Do 10 lat pozbawienia wolności grozi 32-letniemu mieszkańcowi Białegostoku, który podczas kontroli drogowej zaatakował policjantów nożami.
W niedzielę tuż przed godziną 16 na Kazimierza Wielkiego w Białymstoku, policjanci drogówki zauważyli niebezpiecznie jadącego kierowcę opla, który wyprzedzał na przejściu dla pieszych inny pojazd. Na szczęście nikt wówczas nie przechodził. Policjanci natychmiast zatrzymali samochód do kontroli.

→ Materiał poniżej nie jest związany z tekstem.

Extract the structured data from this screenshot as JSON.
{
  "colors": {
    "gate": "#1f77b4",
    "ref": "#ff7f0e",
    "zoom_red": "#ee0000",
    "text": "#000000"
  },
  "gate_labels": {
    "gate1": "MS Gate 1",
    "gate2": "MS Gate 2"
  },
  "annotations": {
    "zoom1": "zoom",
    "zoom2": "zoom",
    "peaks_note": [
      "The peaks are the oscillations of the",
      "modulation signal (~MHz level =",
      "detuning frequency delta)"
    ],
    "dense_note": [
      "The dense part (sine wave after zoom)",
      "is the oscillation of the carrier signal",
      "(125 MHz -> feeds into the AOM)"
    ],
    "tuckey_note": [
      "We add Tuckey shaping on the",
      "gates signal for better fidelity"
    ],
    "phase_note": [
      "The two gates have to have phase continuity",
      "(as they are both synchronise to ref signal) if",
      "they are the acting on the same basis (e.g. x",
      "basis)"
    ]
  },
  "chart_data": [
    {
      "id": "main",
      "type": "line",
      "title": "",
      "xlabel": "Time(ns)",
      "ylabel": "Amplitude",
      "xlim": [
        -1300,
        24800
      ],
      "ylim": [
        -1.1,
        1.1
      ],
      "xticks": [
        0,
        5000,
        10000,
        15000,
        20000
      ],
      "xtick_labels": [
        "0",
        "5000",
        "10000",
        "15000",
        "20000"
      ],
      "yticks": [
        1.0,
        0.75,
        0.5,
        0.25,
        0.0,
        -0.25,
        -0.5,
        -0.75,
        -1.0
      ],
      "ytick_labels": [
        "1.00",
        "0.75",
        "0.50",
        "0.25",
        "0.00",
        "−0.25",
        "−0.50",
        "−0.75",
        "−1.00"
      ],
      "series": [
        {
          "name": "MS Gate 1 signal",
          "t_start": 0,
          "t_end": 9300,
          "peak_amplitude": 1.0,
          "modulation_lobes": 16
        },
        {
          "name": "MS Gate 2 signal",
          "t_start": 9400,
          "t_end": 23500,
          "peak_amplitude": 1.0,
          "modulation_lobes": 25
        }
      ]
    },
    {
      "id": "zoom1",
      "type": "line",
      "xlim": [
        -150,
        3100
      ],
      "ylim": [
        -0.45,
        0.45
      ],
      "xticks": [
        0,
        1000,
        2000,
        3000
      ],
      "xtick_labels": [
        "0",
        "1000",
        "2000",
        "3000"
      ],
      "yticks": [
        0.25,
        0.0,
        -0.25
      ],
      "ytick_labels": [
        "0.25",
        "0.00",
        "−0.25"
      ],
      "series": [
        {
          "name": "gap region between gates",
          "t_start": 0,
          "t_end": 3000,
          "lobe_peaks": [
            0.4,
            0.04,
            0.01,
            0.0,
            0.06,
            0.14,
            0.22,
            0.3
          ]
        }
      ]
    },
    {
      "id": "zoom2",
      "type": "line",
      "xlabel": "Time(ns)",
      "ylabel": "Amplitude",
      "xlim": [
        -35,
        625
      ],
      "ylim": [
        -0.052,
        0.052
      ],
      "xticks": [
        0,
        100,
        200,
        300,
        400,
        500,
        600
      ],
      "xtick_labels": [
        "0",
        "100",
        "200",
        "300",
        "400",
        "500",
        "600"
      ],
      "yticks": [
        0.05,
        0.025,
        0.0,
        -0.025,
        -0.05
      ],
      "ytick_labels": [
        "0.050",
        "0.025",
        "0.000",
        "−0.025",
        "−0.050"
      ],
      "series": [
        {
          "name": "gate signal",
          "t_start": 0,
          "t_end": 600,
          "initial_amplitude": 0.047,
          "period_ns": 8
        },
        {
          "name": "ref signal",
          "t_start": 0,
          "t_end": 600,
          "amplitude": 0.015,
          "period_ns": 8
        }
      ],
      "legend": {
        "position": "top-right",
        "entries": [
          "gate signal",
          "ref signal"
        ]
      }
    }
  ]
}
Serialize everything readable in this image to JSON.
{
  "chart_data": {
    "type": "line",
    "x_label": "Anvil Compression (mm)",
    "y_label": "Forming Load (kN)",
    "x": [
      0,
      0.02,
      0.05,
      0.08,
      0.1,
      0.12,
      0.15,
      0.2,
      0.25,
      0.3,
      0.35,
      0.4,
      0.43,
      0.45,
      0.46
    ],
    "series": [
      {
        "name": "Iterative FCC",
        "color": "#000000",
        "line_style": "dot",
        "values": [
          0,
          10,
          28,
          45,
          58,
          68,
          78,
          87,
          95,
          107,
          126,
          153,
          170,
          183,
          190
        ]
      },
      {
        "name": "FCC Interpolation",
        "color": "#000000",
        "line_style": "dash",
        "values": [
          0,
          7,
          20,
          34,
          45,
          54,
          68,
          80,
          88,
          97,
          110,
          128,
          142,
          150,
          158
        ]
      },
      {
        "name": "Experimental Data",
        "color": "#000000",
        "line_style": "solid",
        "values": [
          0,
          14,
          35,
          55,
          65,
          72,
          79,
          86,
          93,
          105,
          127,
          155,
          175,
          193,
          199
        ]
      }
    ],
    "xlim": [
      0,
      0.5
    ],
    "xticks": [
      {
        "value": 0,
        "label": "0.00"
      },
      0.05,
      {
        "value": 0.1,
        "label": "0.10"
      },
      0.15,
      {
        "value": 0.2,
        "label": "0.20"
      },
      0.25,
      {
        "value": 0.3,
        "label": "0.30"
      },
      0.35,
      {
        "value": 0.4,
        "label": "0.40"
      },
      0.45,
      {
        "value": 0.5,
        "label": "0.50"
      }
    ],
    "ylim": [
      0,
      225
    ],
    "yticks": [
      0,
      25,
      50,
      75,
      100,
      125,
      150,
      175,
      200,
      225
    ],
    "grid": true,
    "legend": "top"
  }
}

Mężczyzna powiedział policjantom, że nie ma prawa jazdy, ponieważ je stracił. Mundurowi wyczuli od kierowcy woń alkoholu i żeby nie dopuścić do dalszej jazdy, nakazali mu wyjąć kluczyki ze stacyjki. Od tej chwili kierowca stał się agresywny i wyzywał mundurowych. Nagle rzucił przez okno w policjantów dwa noże. Funkcjonariusze natychmiast obezwładnili mężczyznę, wyciągając go z samochodu.

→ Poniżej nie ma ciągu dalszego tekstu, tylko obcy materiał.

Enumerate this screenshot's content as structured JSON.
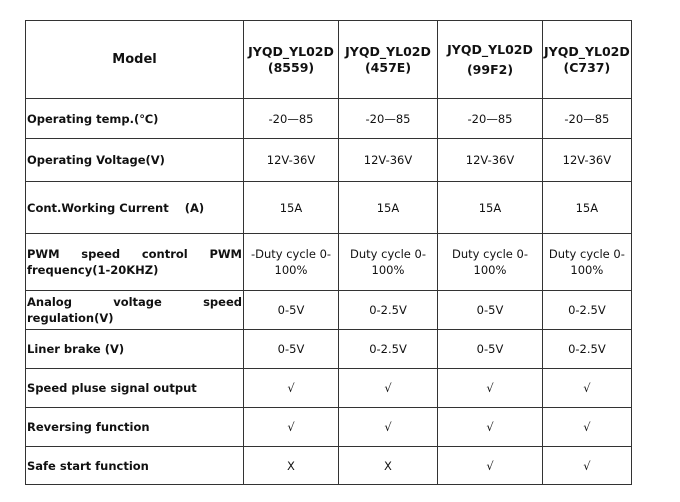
{
  "table": {
    "header": {
      "label": "Model",
      "models": [
        {
          "name": "JYQD_YL02D",
          "code": "(8559)"
        },
        {
          "name": "JYQD_YL02D",
          "code": "(457E)"
        },
        {
          "name": "JYQD_YL02D",
          "code": "(99F2)"
        },
        {
          "name": "JYQD_YL02D",
          "code": "(C737)"
        }
      ]
    },
    "rows": [
      {
        "label": "Operating temp.(℃)",
        "values": [
          "-20—85",
          "-20—85",
          "-20—85",
          "-20—85"
        ]
      },
      {
        "label": "Operating Voltage(V)",
        "values": [
          "12V-36V",
          "12V-36V",
          "12V-36V",
          "12V-36V"
        ]
      },
      {
        "label": "Cont.Working Current    (A)",
        "values": [
          "15A",
          "15A",
          "15A",
          "15A"
        ]
      },
      {
        "label": "PWM speed control PWM frequency(1-20KHZ)",
        "values": [
          "-Duty cycle 0-100%",
          "Duty cycle 0-100%",
          "Duty cycle 0-100%",
          "Duty cycle 0-100%"
        ]
      },
      {
        "label": "Analog voltage speed regulation(V)",
        "values": [
          "0-5V",
          "0-2.5V",
          "0-5V",
          "0-2.5V"
        ]
      },
      {
        "label": "Liner brake  (V)",
        "values": [
          "0-5V",
          "0-2.5V",
          "0-5V",
          "0-2.5V"
        ]
      },
      {
        "label": "Speed pluse signal output",
        "values": [
          "√",
          "√",
          "√",
          "√"
        ]
      },
      {
        "label": "Reversing function",
        "values": [
          "√",
          "√",
          "√",
          "√"
        ]
      },
      {
        "label": "Safe start function",
        "values": [
          "X",
          "X",
          "√",
          "√"
        ]
      }
    ]
  }
}
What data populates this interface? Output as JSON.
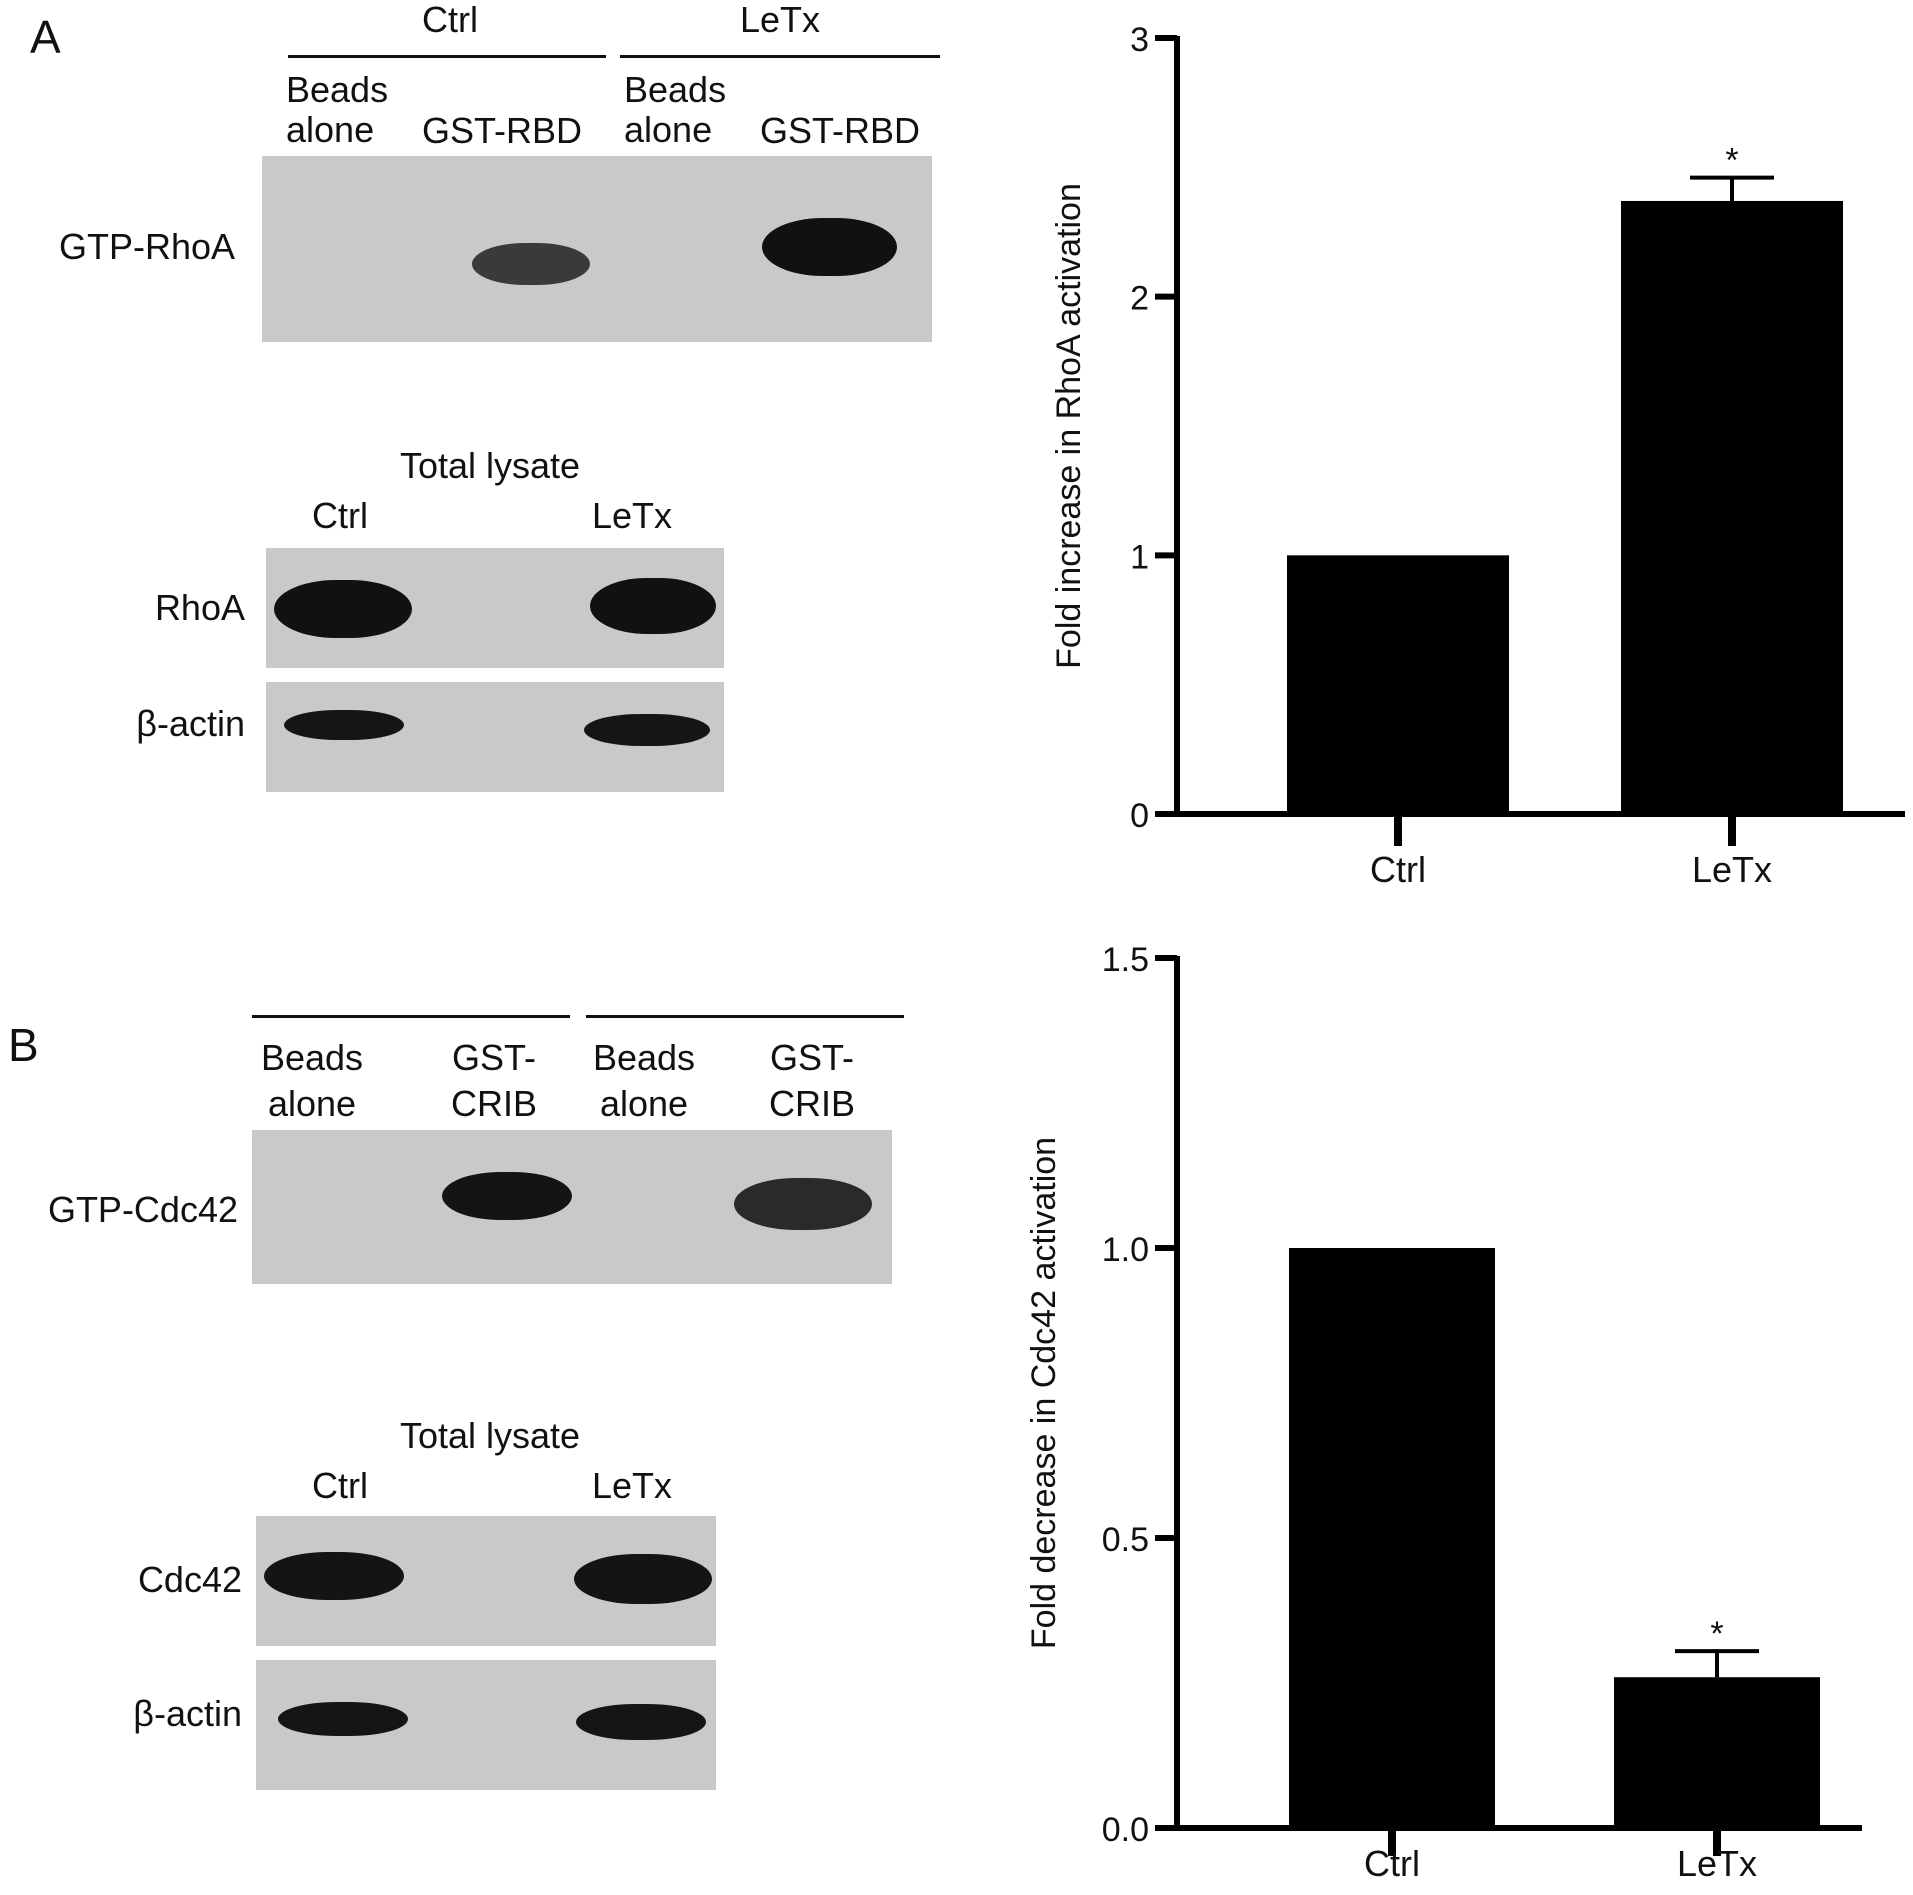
{
  "panel_a": {
    "letter": "A",
    "top_groups": [
      "Ctrl",
      "LeTx"
    ],
    "lanes": [
      {
        "line1": "Beads",
        "line2": "alone"
      },
      {
        "line1": "GST-RBD",
        "line2": ""
      },
      {
        "line1": "Beads",
        "line2": "alone"
      },
      {
        "line1": "GST-RBD",
        "line2": ""
      }
    ],
    "gtp_label": "GTP-RhoA",
    "total_lysate_title": "Total lysate",
    "lysate_groups": [
      "Ctrl",
      "LeTx"
    ],
    "lysate_rows": [
      "RhoA",
      "β-actin"
    ]
  },
  "panel_b": {
    "letter": "B",
    "lanes": [
      {
        "line1": "Beads",
        "line2": "alone"
      },
      {
        "line1": "GST-",
        "line2": "CRIB"
      },
      {
        "line1": "Beads",
        "line2": "alone"
      },
      {
        "line1": "GST-",
        "line2": "CRIB"
      }
    ],
    "gtp_label": "GTP-Cdc42",
    "total_lysate_title": "Total lysate",
    "lysate_groups": [
      "Ctrl",
      "LeTx"
    ],
    "lysate_rows": [
      "Cdc42",
      "β-actin"
    ]
  },
  "chart_data": [
    {
      "type": "bar",
      "categories": [
        "Ctrl",
        "LeTx"
      ],
      "values": [
        1.0,
        2.37
      ],
      "errors": [
        0,
        0.09
      ],
      "significance": [
        "",
        "*"
      ],
      "ylabel": "Fold increase in RhoA activation",
      "ylim": [
        0,
        3
      ],
      "yticks": [
        "0",
        "1",
        "2",
        "3"
      ],
      "grid": false
    },
    {
      "type": "bar",
      "categories": [
        "Ctrl",
        "LeTx"
      ],
      "values": [
        1.0,
        0.26
      ],
      "errors": [
        0,
        0.045
      ],
      "significance": [
        "",
        "*"
      ],
      "ylabel": "Fold decrease in Cdc42 activation",
      "ylim": [
        0,
        1.5
      ],
      "yticks": [
        "0.0",
        "0.5",
        "1.0",
        "1.5"
      ],
      "grid": false
    }
  ],
  "colors": {
    "bar": "#000000",
    "axis": "#000000",
    "blot_background": "#c9c9c9",
    "band": "#1a1a1a"
  }
}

Na miejsce do pomocy przyjechali inni policjanci. Podczas dalszych czynności okazało się, że 32-letni kierowca opla, był nietrzeźwy. Wstępne badanie na zawartość alkoholu w organizmie wykazało ponad 0,5 promila. Również badanie na zawartość środków odurzających w organizmie dało wynik pozytywny.

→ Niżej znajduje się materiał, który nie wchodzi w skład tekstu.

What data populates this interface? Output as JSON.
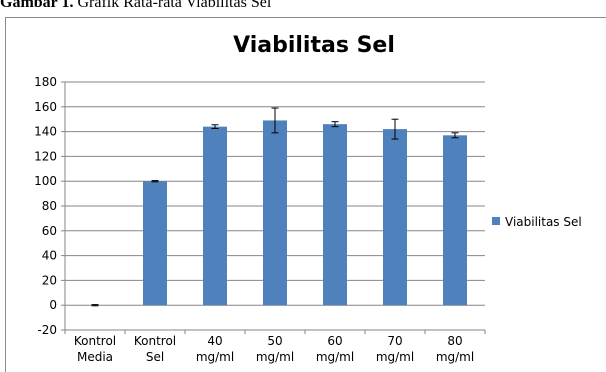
{
  "caption": {
    "label": "Gambar 1.",
    "text": "Grafik Rata-rata Viabilitas Sel"
  },
  "colors": {
    "bar": "#4f81bd",
    "grid": "#868686",
    "axis": "#868686",
    "errorbar": "#000000"
  },
  "chart_data": {
    "type": "bar",
    "title": "Viabilitas Sel",
    "xlabel": "",
    "ylabel": "",
    "ylim": [
      -20,
      180
    ],
    "yticks": [
      -20,
      0,
      20,
      40,
      60,
      80,
      100,
      120,
      140,
      160,
      180
    ],
    "grid": true,
    "legend_position": "right",
    "categories": [
      [
        "Kontrol",
        "Media"
      ],
      [
        "Kontrol",
        "Sel"
      ],
      [
        "40",
        "mg/ml"
      ],
      [
        "50",
        "mg/ml"
      ],
      [
        "60",
        "mg/ml"
      ],
      [
        "70",
        "mg/ml"
      ],
      [
        "80",
        "mg/ml"
      ]
    ],
    "series": [
      {
        "name": "Viabilitas Sel",
        "values": [
          0,
          100,
          144,
          149,
          146,
          142,
          137
        ],
        "errors": [
          0.5,
          0.5,
          1.5,
          10,
          2,
          8,
          2
        ]
      }
    ]
  }
}
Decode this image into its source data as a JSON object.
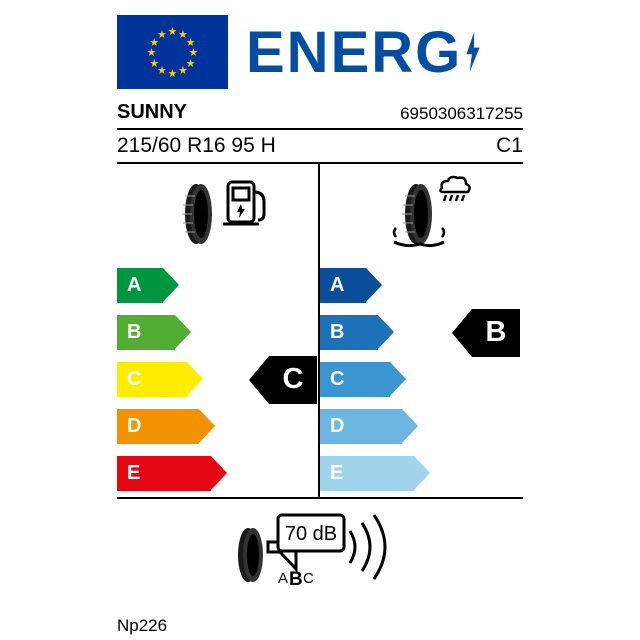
{
  "header": {
    "energy_text": "ENERG",
    "eu_flag_bg": "#003399",
    "star_color": "#ffcc00",
    "text_color": "#034ea2"
  },
  "brand": "SUNNY",
  "ean": "6950306317255",
  "tyre_size": "215/60 R16 95 H",
  "tyre_class": "C1",
  "fuel": {
    "grades": [
      "A",
      "B",
      "C",
      "D",
      "E"
    ],
    "widths": [
      46,
      58,
      70,
      82,
      94
    ],
    "colors": [
      "#009640",
      "#52ae32",
      "#ffed00",
      "#f39200",
      "#e30613"
    ],
    "rating": "C",
    "rating_index": 2
  },
  "wet": {
    "grades": [
      "A",
      "B",
      "C",
      "D",
      "E"
    ],
    "widths": [
      46,
      58,
      70,
      82,
      94
    ],
    "colors": [
      "#0a4e9b",
      "#1c71b8",
      "#3a95d0",
      "#6cb6e0",
      "#a0d4ed"
    ],
    "rating": "B",
    "rating_index": 1
  },
  "noise": {
    "db_value": "70 dB",
    "class_letters": "ABC",
    "selected": "B"
  },
  "model": "Np226",
  "black": "#000000",
  "white": "#ffffff"
}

Po sprawdzeniu kierującego w policyjnych systemach, potwierdziło się, że nie posiada uprawnień do kierowania, ponieważ stracił je w tym roku, za kierowanie pod wpływem środków odurzających.
Na miejsce zdarzenia przyjechał również policjant z psem tropiącym. Czworonożny funkcjonariusz wskazał narkotyki, które został ukryte pod osłoną przy skrzyni zmiany biegów. Badanie narkotesterem wykazało, że zabezpieczony susz roślinny to marihuana. W trakcie przeszukania pojazdu policjanci zabezpieczyli kastet.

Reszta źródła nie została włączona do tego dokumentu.